Blog

by Laura Castañeda

I never knew Tommy Sablan. I never knew he attended San Diego City College even though I had taught there full-time for nearly 20 years. I had organized alumni reunions and sadly somehow, he was left off the list of honoree invites. 

I’d heard of his name and success as a recognizable radio personality in San Diego.  

So, I reached out to him hoping to get him to come speak to radio students. We met for coffee and chatted for over an hour. It turned out he was a Chula Vista native where he attended Castle Park Middle and High School and had a really powerful story. 

He told me about his humble beginnings and how he got his start in radio. And he openly revealed something that most families might keep sealed in a vault. He lost two brothers to heroin addictions. 

We became friends on Facebook and the more I saw his thoughtful and emotional posts, the more I thought his life story should be told. I asked if he’d consider letting a small group of City College news and film students do a documentary on his life. He agreed. 

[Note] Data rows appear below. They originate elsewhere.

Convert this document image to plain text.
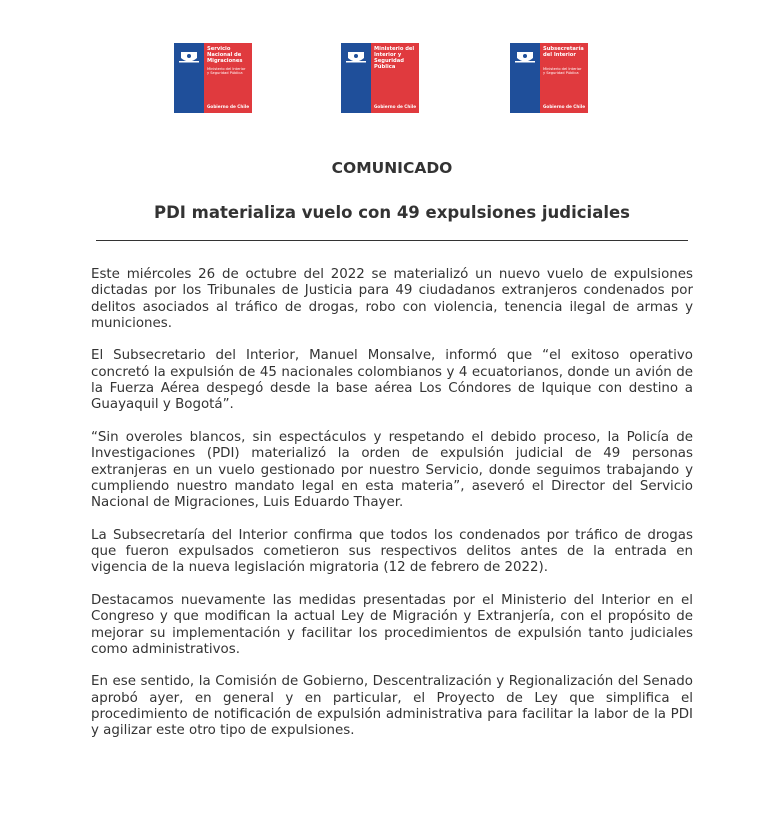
Servicio
Nacional de
Migraciones
Ministerio del Interior
y Seguridad Pública
Gobierno de Chile
Ministerio del
Interior y
Seguridad
Pública
Gobierno de Chile
Subsecretaría
del Interior
Ministerio del Interior
y Seguridad Pública
Gobierno de Chile
COMUNICADO
PDI materializa vuelo con 49 expulsiones judiciales

Este miércoles 26 de octubre del 2022 se materializó un nuevo vuelo de expulsiones dictadas por los Tribunales de Justicia para 49 ciudadanos extranjeros condenados por delitos asociados al tráfico de drogas, robo con violencia, tenencia ilegal de armas y municiones.

El Subsecretario del Interior, Manuel Monsalve, informó que “el exitoso operativo concretó la expulsión de 45 nacionales colombianos y 4 ecuatorianos, donde un avión de la Fuerza Aérea despegó desde la base aérea Los Cóndores de Iquique con destino a Guayaquil y Bogotá”.

“Sin overoles blancos, sin espectáculos y respetando el debido proceso, la Policía de Investigaciones (PDI) materializó la orden de expulsión judicial de 49 personas extranjeras en un vuelo gestionado por nuestro Servicio, donde seguimos trabajando y cumpliendo nuestro mandato legal en esta materia”, aseveró el Director del Servicio Nacional de Migraciones, Luis Eduardo Thayer.

La Subsecretaría del Interior confirma que todos los condenados por tráfico de drogas que fueron expulsados cometieron sus respectivos delitos antes de la entrada en vigencia de la nueva legislación migratoria (12 de febrero de 2022).

Destacamos nuevamente las medidas presentadas por el Ministerio del Interior en el Congreso y que modifican la actual Ley de Migración y Extranjería, con el propósito de mejorar su implementación y facilitar los procedimientos de expulsión tanto judiciales como administrativos.

En ese sentido, la Comisión de Gobierno, Descentralización y Regionalización del Senado aprobó ayer, en general y en particular, el Proyecto de Ley que simplifica el procedimiento de notificación de expulsión administrativa para facilitar la labor de la PDI y agilizar este otro tipo de expulsiones.
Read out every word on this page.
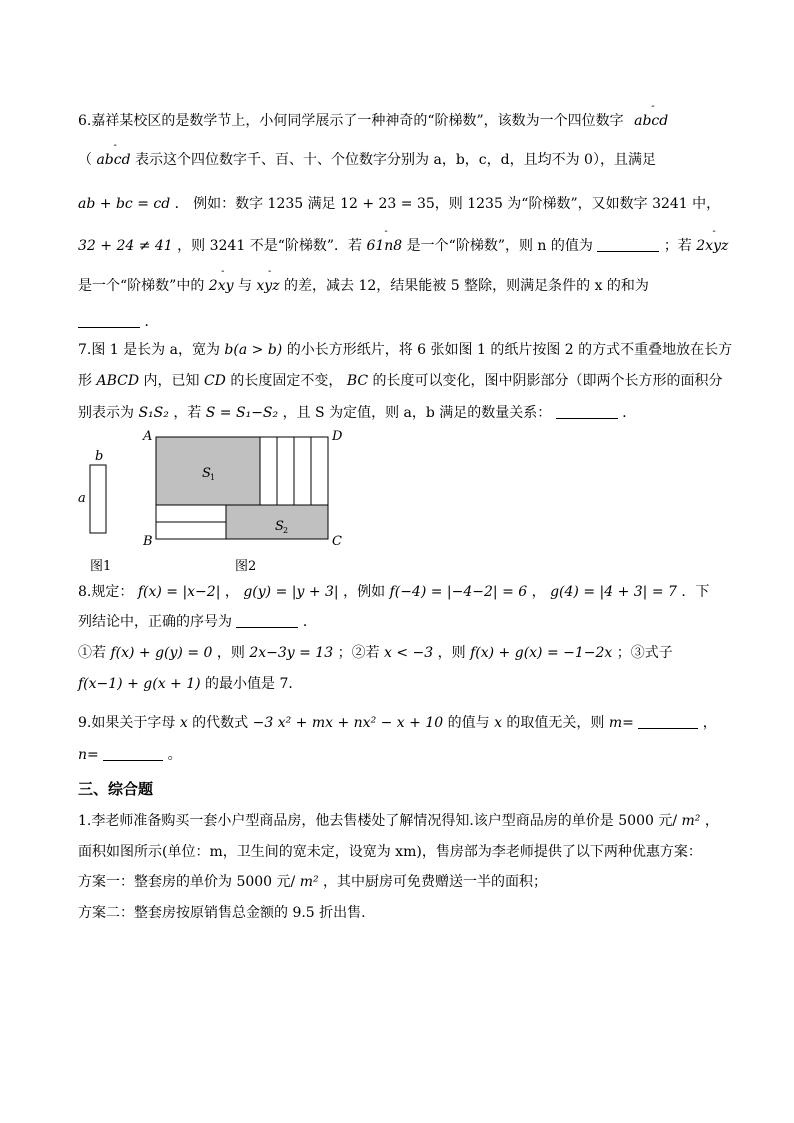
6.嘉祥某校区的是数学节上，小何同学展示了一种神奇的“阶梯数”，该数为一个四位数字 - abcd
（ - abcd 表示这个四位数字千、百、十、个位数字分别为 a，b，c，d，且均不为 0），且满足
ab + bc = cd ． 例如：数字 1235 满足 12 + 23 = 35，则 1235 为“阶梯数”，又如数字 3241 中，
32 + 24 ≠ 41 ，则 3241 不是“阶梯数”．若 - 61n8 是一个“阶梯数”，则 n 的值为	；若 - 2xyz
是一个“阶梯数”中的 - 2xy 与 - xyz 的差，减去 12，结果能被 5 整除，则满足条件的 x 的和为
．
7.图 1 是长为 a，宽为 b(a > b) 的小长方形纸片，将 6 张如图 1 的纸片按图 2 的方式不重叠地放在长方
形 ABCD 内，已知 CD 的长度固定不变， BC 的长度可以变化，图中阴影部分（即两个长方形的面积分
别表示为 S₁S₂ ，若 S = S₁−S₂ ，且 S 为定值，则 a，b 满足的数量关系：	．
b
a
图1
A	D
B	C
S 1
S 2
图2
8.规定： f(x) = |x−2| ， g(y) = |y + 3| ，例如 f(−4) = |−4−2| = 6 ， g(4) = |4 + 3| = 7 ．下
列结论中，正确的序号为	．
①若 f(x) + g(y) = 0 ，则 2x−3y = 13 ；②若 x < −3 ，则 f(x) + g(x) = −1−2x ；③式子
f(x−1) + g(x + 1) 的最小值是 7．
9.如果关于字母 x 的代数式 −3 x² + mx + nx² − x + 10 的值与 x 的取值无关，则 m=	，
n=	。
三、综合题
1.李老师准备购买一套小户型商品房，他去售楼处了解情况得知.该户型商品房的单价是 5000 元/ m² ，
面积如图所示(单位：m，卫生间的宽未定，设宽为 xm)，售房部为李老师提供了以下两种优惠方案：
方案一：整套房的单价为 5000 元/ m² ，其中厨房可免费赠送一半的面积；
方案二：整套房按原销售总金额的 9.5 折出售.
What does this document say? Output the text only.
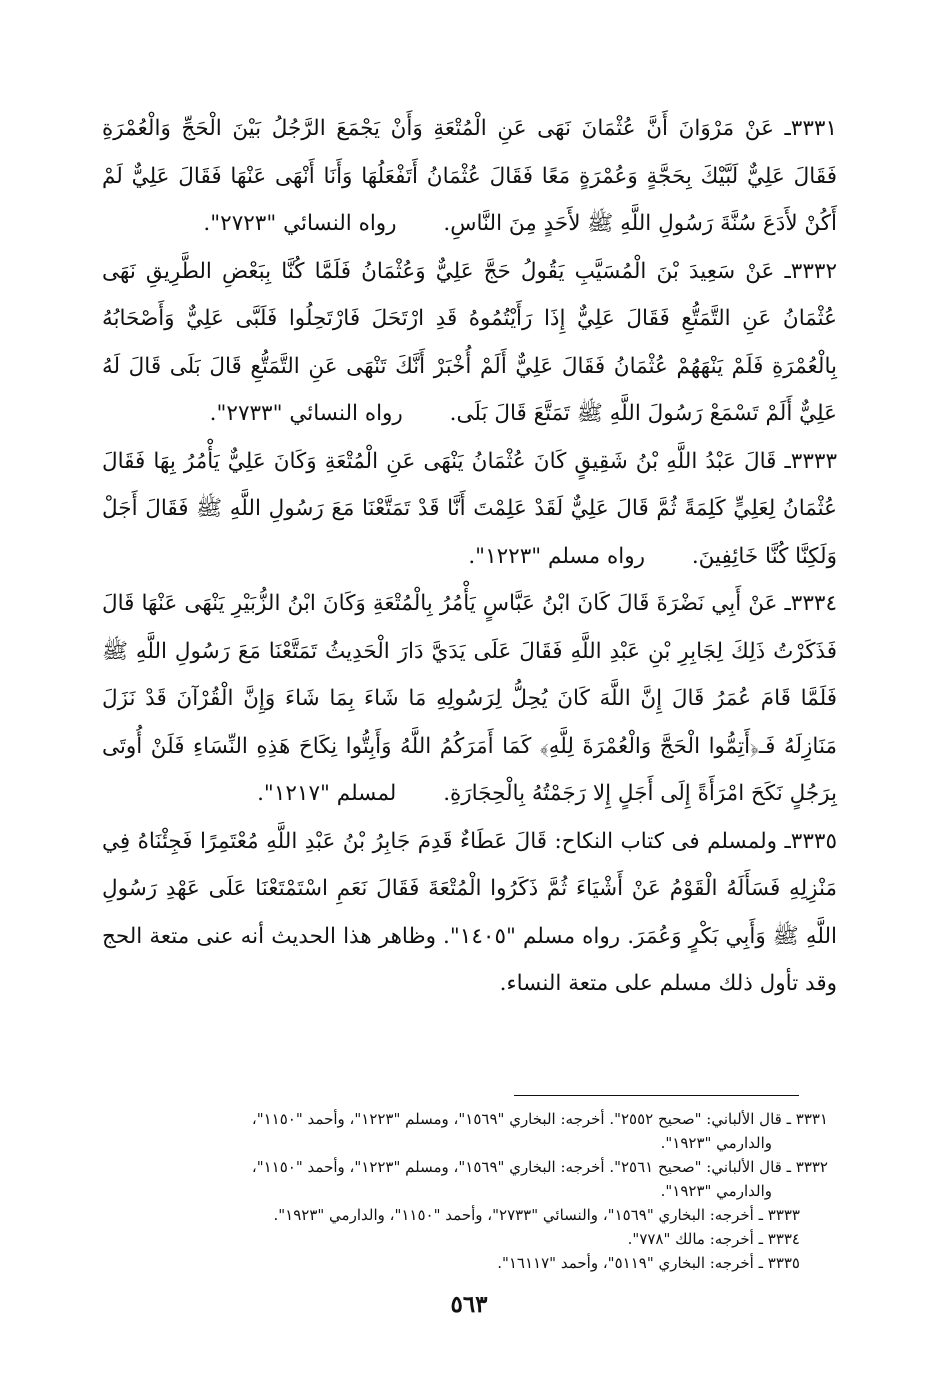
٣٣٣١ـ عَنْ مَرْوَانَ أَنَّ عُثْمَانَ نَهَى عَنِ الْمُتْعَةِ وَأَنْ يَجْمَعَ الرَّجُلُ بَيْنَ الْحَجِّ وَالْعُمْرَةِ فَقَالَ عَلِيٌّ لَبَّيْكَ بِحَجَّةٍ وَعُمْرَةٍ مَعًا فَقَالَ عُثْمَانُ أَتَفْعَلُهَا وَأَنَا أَنْهَى عَنْهَا فَقَالَ عَلِيٌّ لَمْ أَكُنْ لأَدَعَ سُنَّةَ رَسُولِ اللَّهِ ﷺ لأَحَدٍ مِنَ النَّاسِ. رواه النسائي "٢٧٢٣".

٣٣٣٢ـ عَنْ سَعِيدَ بْنَ الْمُسَيَّبِ يَقُولُ حَجَّ عَلِيٌّ وَعُثْمَانُ فَلَمَّا كُنَّا بِبَعْضِ الطَّرِيقِ نَهَى عُثْمَانُ عَنِ التَّمَتُّعِ فَقَالَ عَلِيٌّ إِذَا رَأَيْتُمُوهُ قَدِ ارْتَحَلَ فَارْتَحِلُوا فَلَبَّى عَلِيٌّ وَأَصْحَابُهُ بِالْعُمْرَةِ فَلَمْ يَنْهَهُمْ عُثْمَانُ فَقَالَ عَلِيٌّ أَلَمْ أُخْبَرْ أَنَّكَ تَنْهَى عَنِ التَّمَتُّعِ قَالَ بَلَى قَالَ لَهُ عَلِيٌّ أَلَمْ تَسْمَعْ رَسُولَ اللَّهِ ﷺ تَمَتَّعَ قَالَ بَلَى. رواه النسائي "٢٧٣٣".

٣٣٣٣ـ قَالَ عَبْدُ اللَّهِ بْنُ شَقِيقٍ كَانَ عُثْمَانُ يَنْهَى عَنِ الْمُتْعَةِ وَكَانَ عَلِيٌّ يَأْمُرُ بِهَا فَقَالَ عُثْمَانُ لِعَلِيٍّ كَلِمَةً ثُمَّ قَالَ عَلِيٌّ لَقَدْ عَلِمْتَ أَنَّا قَدْ تَمَتَّعْنَا مَعَ رَسُولِ اللَّهِ ﷺ فَقَالَ أَجَلْ وَلَكِنَّا كُنَّا خَائِفِينَ. رواه مسلم "١٢٢٣".

٣٣٣٤ـ عَنْ أَبِي نَضْرَةَ قَالَ كَانَ ابْنُ عَبَّاسٍ يَأْمُرُ بِالْمُتْعَةِ وَكَانَ ابْنُ الزُّبَيْرِ يَنْهَى عَنْهَا قَالَ فَذَكَرْتُ ذَلِكَ لِجَابِرِ بْنِ عَبْدِ اللَّهِ فَقَالَ عَلَى يَدَيَّ دَارَ الْحَدِيثُ تَمَتَّعْنَا مَعَ رَسُولِ اللَّهِ ﷺ فَلَمَّا قَامَ عُمَرُ قَالَ إِنَّ اللَّهَ كَانَ يُحِلُّ لِرَسُولِهِ مَا شَاءَ بِمَا شَاءَ وَإِنَّ الْقُرْآنَ قَدْ نَزَلَ مَنَازِلَهُ فَـ﴿أَتِمُّوا الْحَجَّ وَالْعُمْرَةَ لِلَّهِ﴾ كَمَا أَمَرَكُمُ اللَّهُ وَأَبِتُّوا نِكَاحَ هَذِهِ النِّسَاءِ فَلَنْ أُوتَى بِرَجُلٍ نَكَحَ امْرَأَةً إِلَى أَجَلٍ إِلا رَجَمْتُهُ بِالْحِجَارَةِ. لمسلم "١٢١٧".

٣٣٣٥ـ ولمسلم فى كتاب النكاح: قَالَ عَطَاءٌ قَدِمَ جَابِرُ بْنُ عَبْدِ اللَّهِ مُعْتَمِرًا فَجِئْنَاهُ فِي مَنْزِلِهِ فَسَأَلَهُ الْقَوْمُ عَنْ أَشْيَاءَ ثُمَّ ذَكَرُوا الْمُتْعَةَ فَقَالَ نَعَمِ اسْتَمْتَعْنَا عَلَى عَهْدِ رَسُولِ اللَّهِ ﷺ وَأَبِي بَكْرٍ وَعُمَرَ. رواه مسلم "١٤٠٥". وظاهر هذا الحديث أنه عنى متعة الحج وقد تأول ذلك مسلم على متعة النساء.

٣٣٣١ ـ قال الألباني: "صحيح ٢٥٥٢". أخرجه: البخاري "١٥٦٩"، ومسلم "١٢٢٣"، وأحمد "١١٥٠"،
والدارمي "١٩٢٣".
٣٣٣٢ ـ قال الألباني: "صحيح ٢٥٦١". أخرجه: البخاري "١٥٦٩"، ومسلم "١٢٢٣"، وأحمد "١١٥٠"،
والدارمي "١٩٢٣".
٣٣٣٣ ـ أخرجه: البخاري "١٥٦٩"، والنسائي "٢٧٣٣"، وأحمد "١١٥٠"، والدارمي "١٩٢٣".
٣٣٣٤ ـ أخرجه: مالك "٧٧٨".
٣٣٣٥ ـ أخرجه: البخاري "٥١١٩"، وأحمد "١٦١١٧".
٥٦٣
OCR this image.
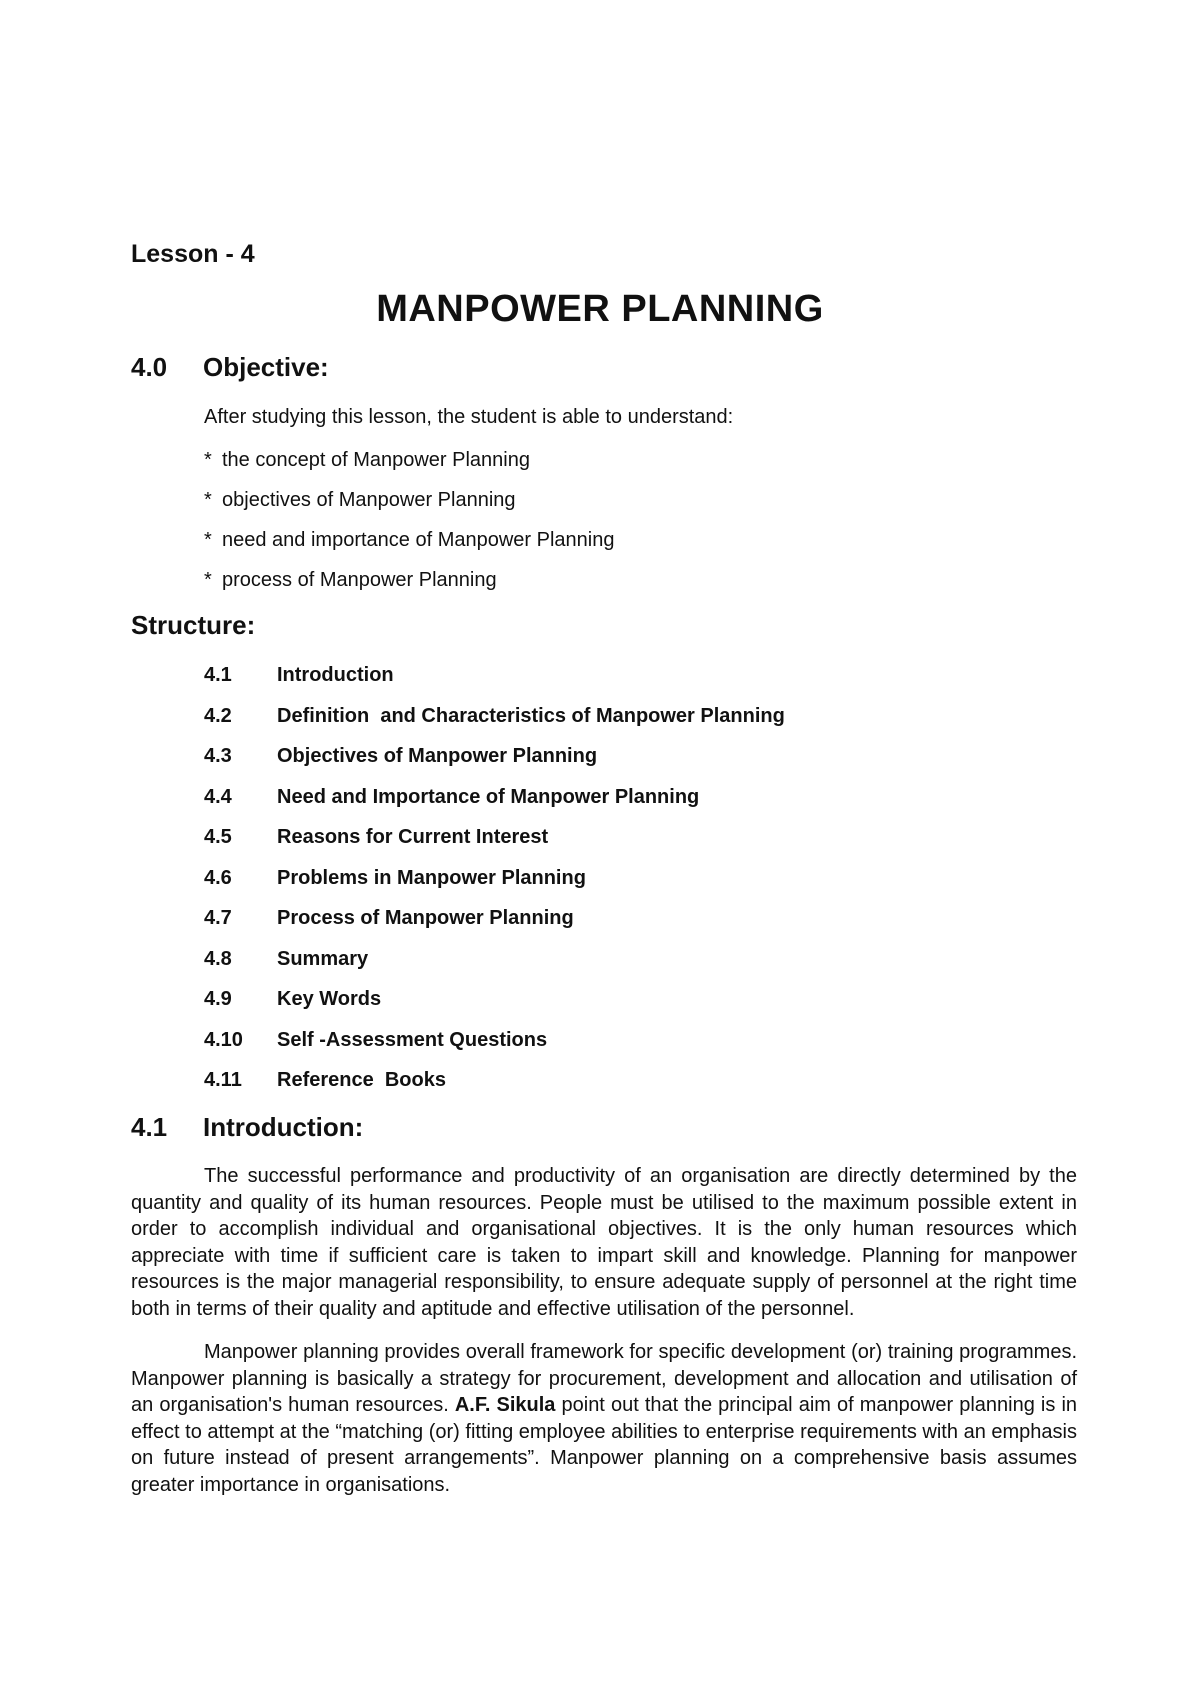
Lesson - 4

MANPOWER PLANNING
4.0 Objective:

After studying this lesson, the student is able to understand:

* the concept of Manpower Planning
* objectives of Manpower Planning
* need and importance of Manpower Planning
* process of Manpower Planning
Structure:
4.1 Introduction
4.2 Definition  and Characteristics of Manpower Planning
4.3 Objectives of Manpower Planning
4.4 Need and Importance of Manpower Planning
4.5 Reasons for Current Interest
4.6 Problems in Manpower Planning
4.7 Process of Manpower Planning
4.8 Summary
4.9 Key Words
4.10 Self -Assessment Questions
4.11 Reference  Books
4.1 Introduction:

The successful performance and productivity of an organisation are directly determined by the quantity and quality of its human resources. People must be utilised to the maximum possible extent in order to accomplish individual and organisational objectives. It is the only human resources which appreciate with time if sufficient care is taken to impart skill and knowledge. Planning for manpower resources is the major managerial responsibility, to ensure adequate supply of personnel at the right time both in terms of their quality and aptitude and effective utilisation of the personnel.

Manpower planning provides overall framework for specific development (or) training programmes. Manpower planning is basically a strategy for procurement, development and allocation and utilisation of an organisation's human resources. A.F. Sikula point out that the principal aim of manpower planning is in effect to attempt at the “matching (or) fitting employee abilities to enterprise requirements with an emphasis on future instead of present arrangements”. Manpower planning on a comprehensive basis assumes greater importance in organisations.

The students started taping Tommy and his family and friends and former teachers. For more than a year the team attended community events and conducted interviews. 

As is often the case in the community college system, one by one the team of students moved on. They got jobs or transferred to four-year schools and never connected with me about the documentary. As faculty advisor of the project, I should have been more diligent, but life got in the way. We all just got busy. 

I retired from teaching full-time at San Diego City College in 2019. In 2020 I started reaching out to the lead producers Cristal Martinez and Maria Murcia to gather the hard drives and notes. I decided I had to finish what the students started. We owed it to Tommy Sablan. 

By this time, I was working full-time as the Community Opinion Editor at The San Diego Union-Tribune.  

On a whim, while chatting with my longtime friend, fellow journalist, and now Journalism Professor, Ninette Sosa, I asked If she knew Tommy Sablan from her radio days in San Diego. She said, “Yes.” 

I asked her if she would embark on a journey with me to finish what the students didn’t. To my surprise without hesitation, she agreed. No budget at all. 

Ninette and I completed this project with the help of an Arkansas-based excellent and creative editor, Brandon Sutterfield, who had never met Tommy Sablan. 

I am grateful to both of them.  

As storytellers, we all had the same vision, and working with them was a dream. 

I am grateful to the students who started the project, grateful for Tommy’s patience, and grateful to his family and friends for allowing us to interview them. 

 Technology allowed us to complete this project as we live in different states. Overall, I’m so pleased that we can share the film, “Little Tommy,” with the world. 

The Guam Daily Post

Dec. 1, 2023

The Coronado Island Film Festival recently featured “Little Tommy,” a short film telling the story of San Diego radio host Tommy Sablan, a man from a Guam family, who shared his struggles and acts of service to those in need while connecting with others through music as a disc jockey on the air.

The film not only won the festival's Best Local Documentary Short Audience Award but Nov. 9 was also declared Tommy Sablan Day by the city of Coronado.

The film was directed and produced by Ninette Sosa and showed how Sablan's efforts impacted the younger generation, especially during his talks on drug addiction at juvenile hall and schools when he was not hosting a radio show.

“I feel with all that I saw as a child – with two older brothers addicted to heroin – it relates to them. They know I've lived it instead of reading about it,” Sablan shared.

“I wish my brothers had someone they could relate to when they were kids. So, in a way, I am talking with my brothers through them,” Sablan said.

And while those issues began to affect his high school education, music brought him back to class.

A counselor advised him back in 1982 to partake in their school's career fair event. "'Why don't you listen to Jonathan Lang, a guy at Career Day, talk about radio?'” Sablan said, quoting his former counselor.

“So I went into the cafeteria instead of ditching school. Jonathan was talking about radio. I loved everything he was saying. He would ask trivia questions, music trivia, and he got a kick out of me because I would have the answer before I finished the sentence,” Sablan recalled. 

He was then invited to the radio station, K-Best 95, where he got a tour and found his career in radio.

Years later, radio helped him connect with the local community, initiating events including a 5K run called Finish Chelsea's Run, where 3,500 participated to honor the late Chelsea King who went missing in 2010.

For the holidays, he created a Christmas donation project in which he and the community would set up a tree and bring gifts and groceries to help families in San Diego, inspiring over 20 radio stations across the United States to practice the tradition. 

The film features personal family moments and heartwarming accomplishments celebrated by the San Diego community. It also highlights Sablan's legacy and a new chapter in his life: becoming a grandfather.